Investors are pulled to real estate for a number of reasons, including income generation, capital preservation, and inflation hedging, among other things. Because commercial real estate assets also have a low correlation with other types of investments, like bonds and stocks, it’s a good option especially during times of economic uncertainty and turmoil.


Investors must be diligent about how they approach decisions regarding their real estate portfolios. If you’re new to the world of real estate investing and don’t yet fully understand its nuances, it’s critical that you consider the following: What property types are you interested in? What geographies will be your main focus? What is your risk tolerance? How much control would you like to have over your investments?


With these questions in mind, here is a breakdown of the four basic guidelines investors should keep in mind to successfully invest in commercial real estate.

1. Select Property Types Carefully

The top commercial estate property types include office, multifamily, retail, and industrial. Each property has its own nuances, but economic trends also impact these property types differently. 

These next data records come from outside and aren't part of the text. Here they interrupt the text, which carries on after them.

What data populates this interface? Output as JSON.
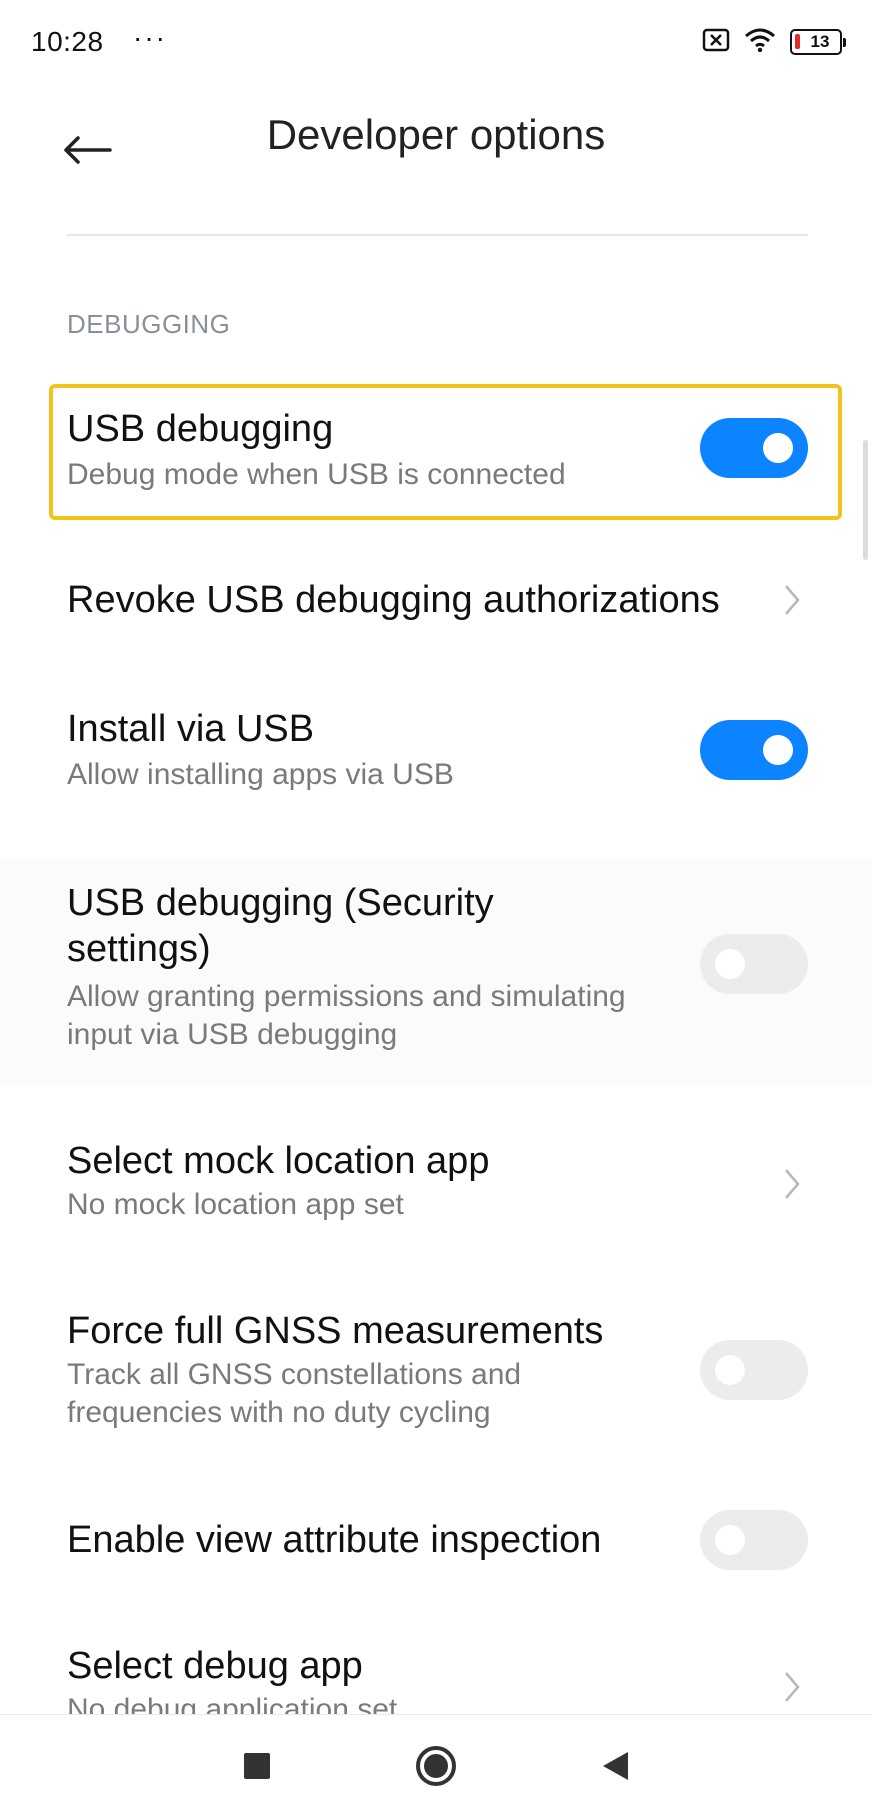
{
  "status_bar": {
    "time": "10:28",
    "overflow": "···",
    "battery_level": "13",
    "icons": [
      "sim-error-icon",
      "wifi-icon",
      "battery-icon"
    ]
  },
  "header": {
    "back_icon": "arrow-left-icon",
    "title": "Developer options"
  },
  "section": {
    "label": "DEBUGGING"
  },
  "settings": [
    {
      "title": "USB debugging",
      "subtitle": "Debug mode when USB is connected",
      "control": "toggle",
      "on": true
    },
    {
      "title": "Revoke USB debugging authorizations",
      "subtitle": "",
      "control": "chevron"
    },
    {
      "title": "Install via USB",
      "subtitle": "Allow installing apps via USB",
      "control": "toggle",
      "on": true
    },
    {
      "title_line1": "USB debugging (Security",
      "title_line2": "settings)",
      "subtitle_line1": "Allow granting permissions and simulating",
      "subtitle_line2": "input via USB debugging",
      "control": "toggle",
      "on": false
    },
    {
      "title": "Select mock location app",
      "subtitle": "No mock location app set",
      "control": "chevron"
    },
    {
      "title": "Force full GNSS measurements",
      "subtitle_line1": "Track all GNSS constellations and",
      "subtitle_line2": "frequencies with no duty cycling",
      "control": "toggle",
      "on": false
    },
    {
      "title": "Enable view attribute inspection",
      "subtitle": "",
      "control": "toggle",
      "on": false
    },
    {
      "title": "Select debug app",
      "subtitle": "No debug application set",
      "control": "chevron"
    }
  ],
  "colors": {
    "toggle_on": "#0d84ff",
    "toggle_off": "#ececec",
    "highlight": "#f0c419"
  },
  "nav_bar": {
    "recents_icon": "square-icon",
    "home_icon": "circle-home-icon",
    "back_icon": "triangle-back-icon"
  }
}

Multifamily is typically the more highly favored option, however, regulatory reform like rent caps and rent control can affect returns. Office buildings are another popular choice, although the COVID-19 pandemic has changed the trajectory of these investments for the long-term, with more businesses opting for hybrid and remote work environments. If you’re interested in entering into long-term leases that can last up to 10 or more years, retail spaces, like grocery stores, automotive services, and urgent cares, could be the best fit for you. Lastly, industrial properties are being revered for their robust returns, which have only been accelerated by the pandemic.

2. Understand How Location Can Impact Investment Potential

Typically, commercial real estate investments will perform better in high-demand geographies that have strong population numbers and job growth. Natural disasters and certain political outcomes can also impact investment potential as well. Investors would do well to spread their investments across different regions to reduce risk.

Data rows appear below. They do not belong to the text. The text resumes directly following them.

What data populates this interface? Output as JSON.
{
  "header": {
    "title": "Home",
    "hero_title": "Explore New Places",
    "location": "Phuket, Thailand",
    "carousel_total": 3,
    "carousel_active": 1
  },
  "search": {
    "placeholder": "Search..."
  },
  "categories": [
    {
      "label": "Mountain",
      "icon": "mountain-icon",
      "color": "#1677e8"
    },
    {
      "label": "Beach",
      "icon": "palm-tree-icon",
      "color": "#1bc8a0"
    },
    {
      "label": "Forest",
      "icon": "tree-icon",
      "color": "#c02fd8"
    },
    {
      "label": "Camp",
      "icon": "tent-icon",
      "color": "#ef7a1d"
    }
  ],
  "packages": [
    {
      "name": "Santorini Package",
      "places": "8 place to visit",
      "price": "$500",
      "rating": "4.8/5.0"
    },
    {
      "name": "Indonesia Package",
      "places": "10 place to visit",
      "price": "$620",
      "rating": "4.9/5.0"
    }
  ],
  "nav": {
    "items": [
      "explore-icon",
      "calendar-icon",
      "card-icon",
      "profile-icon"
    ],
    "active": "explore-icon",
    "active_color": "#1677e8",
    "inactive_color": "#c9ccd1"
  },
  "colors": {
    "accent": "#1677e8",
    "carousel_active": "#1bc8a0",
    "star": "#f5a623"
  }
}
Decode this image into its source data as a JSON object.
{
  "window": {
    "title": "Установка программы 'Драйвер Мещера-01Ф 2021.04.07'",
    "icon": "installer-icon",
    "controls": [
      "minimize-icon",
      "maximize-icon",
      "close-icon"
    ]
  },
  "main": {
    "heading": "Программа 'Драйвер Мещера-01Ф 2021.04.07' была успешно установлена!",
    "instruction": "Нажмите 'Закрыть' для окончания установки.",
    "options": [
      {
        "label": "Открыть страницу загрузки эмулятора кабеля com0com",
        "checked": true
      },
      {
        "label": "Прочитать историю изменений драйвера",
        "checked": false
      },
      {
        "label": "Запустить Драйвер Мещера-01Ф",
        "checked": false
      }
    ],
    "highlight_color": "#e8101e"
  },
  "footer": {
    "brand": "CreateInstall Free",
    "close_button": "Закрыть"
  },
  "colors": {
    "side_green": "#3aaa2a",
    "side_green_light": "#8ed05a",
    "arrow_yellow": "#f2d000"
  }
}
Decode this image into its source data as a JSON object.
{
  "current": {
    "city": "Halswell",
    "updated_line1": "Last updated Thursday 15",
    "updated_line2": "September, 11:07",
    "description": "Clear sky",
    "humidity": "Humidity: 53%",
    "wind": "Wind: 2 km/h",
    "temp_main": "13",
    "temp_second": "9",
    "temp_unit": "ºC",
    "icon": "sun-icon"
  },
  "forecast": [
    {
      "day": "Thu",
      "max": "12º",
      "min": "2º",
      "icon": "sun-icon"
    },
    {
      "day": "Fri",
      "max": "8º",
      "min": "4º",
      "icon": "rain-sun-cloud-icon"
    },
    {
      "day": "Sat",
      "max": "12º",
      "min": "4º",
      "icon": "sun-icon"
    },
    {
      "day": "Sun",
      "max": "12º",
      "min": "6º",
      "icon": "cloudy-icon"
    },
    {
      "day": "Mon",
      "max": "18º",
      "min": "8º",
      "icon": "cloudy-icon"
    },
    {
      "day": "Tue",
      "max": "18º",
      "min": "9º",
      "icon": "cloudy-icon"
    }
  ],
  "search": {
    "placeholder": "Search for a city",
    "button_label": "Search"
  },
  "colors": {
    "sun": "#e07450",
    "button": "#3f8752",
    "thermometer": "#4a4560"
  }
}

3. Identify Your Risk Tolerance

This is a guideline that investors should consider no matter what’s in their portfolio. There are four different investment strategies that vary in risk. On the lower end are core assets, which refers to commercial real estate that’s more stabilized. Low-to-moderate are core-plus assets, where real estate is stabilized, but there are potential risks like building age or lease rollovers. Moderate-to-high are value-add assets, which refer to properties with some deficiencies that must be approved upon to acquire larger gains. On the higher end are opportunistic assets, which have major risks, like high vacancy rates or structural issues.

4. Determine How Much Control You Want

This guideline is pretty straight forward. Do you want complete control over your investments, or less control? Wholly owned investments and joint venture investments give investors the most control over, while private real estate funds and publicly-traded REITs give investors the least control. 


With these guidelines in place, you are ready to start building and implementing your commercial real estate investment strategy.